Horowitz's views are not new: he wrote the "ten reasons" in a slightly different form in a Salon.com article published May 30, 2000.
But now that nearly 30 college papers have received copies of Horowitz's ad, it has created dilemmas for newsrooms in campuses across the country--about whether student newspapers should publish controversial advertisements and about how tightly student newspapers monitor the ads they run.
"A newspaper has a responsibility to use the First Amendment responsibly," said Eleeza V. Agopian, editor-in-chief of the California Aggie at UC-Davis. "We don't run everything that comes across our desk. We have to be mindful of the community we live in."
Aggie policy calls for the editor-in-chief to approve any political or potentially controversial ads, Agopian said. In this case, she said, protocol broke down.
Calling the publication of Horowitz's ad a "mistake," Agopian said she had decided to run an apology in the next day's paper even before receiving angry letters and meeting with other editors at the paper.
Hernandez's apology in the Daily Californian was itself criticized by people who felt the papers had thrown their lot with censorship.
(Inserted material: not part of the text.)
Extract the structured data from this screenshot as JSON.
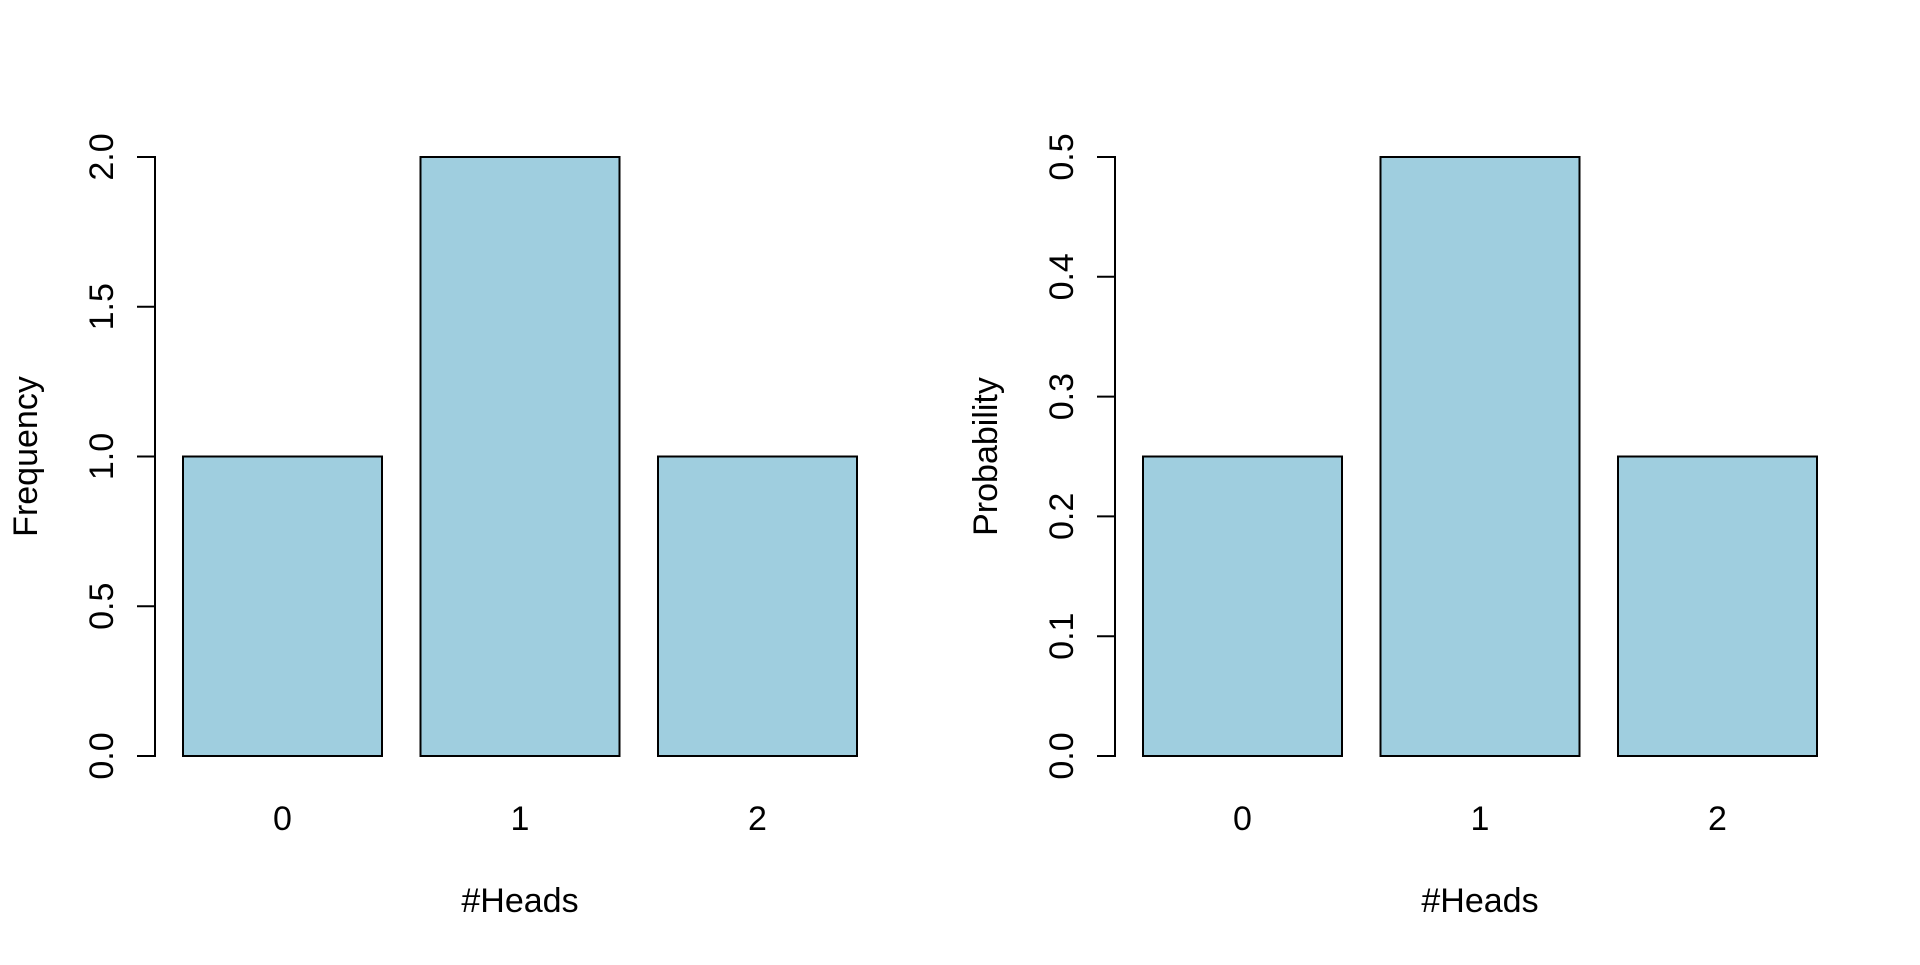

Washington Post columnist Jonathan Yardley wrote on Monday that "what those editors did in California last week deserves no sympathy at all."
Hernandez said he stands by the apology but has second thoughts about its page-one status.
"In retrospect, we would have apologized, but less overtly," he said. "It had to do with the pressure of the immediate emotional situation."
Top editors at Columbia, where Horowitz spent his undergraduate years, decided not to run the ad in the first place and avoided the fierce controversy that the California papers faced.
According to Michael L. Mirer, the Columbia Daily Spectator's editor-in-chief, newspaper policy does not permit political advertising of any kind.
Though Horowitz's ad included a small promotion for his pamphlet, called "The Death of the Civil Rights Movement," Mirer said the ad was basically political.
"The content, no matter what we thought of it, wasn't the problem so much as the form of the original ad," Mirer said.
The Spectator received a second advertisement from Horowitz yesterday, titled "What Columbia Can't Read." The ad said, "only one side of this issue is now permissible at Columbia." Mirer said editors have rejected that ad, too, because it is "out-and-out inaccurate about what happened between us and them."
In an interview yesterday, Horowitz criticized the California papers for apologizing and said other papers' decisions not to run his ad amounted to "censorship."
"What it reflects is a situation on American campuses that's more repressive than the McCarthy era," said Horowitz, who said his parents were card-carrying Communists.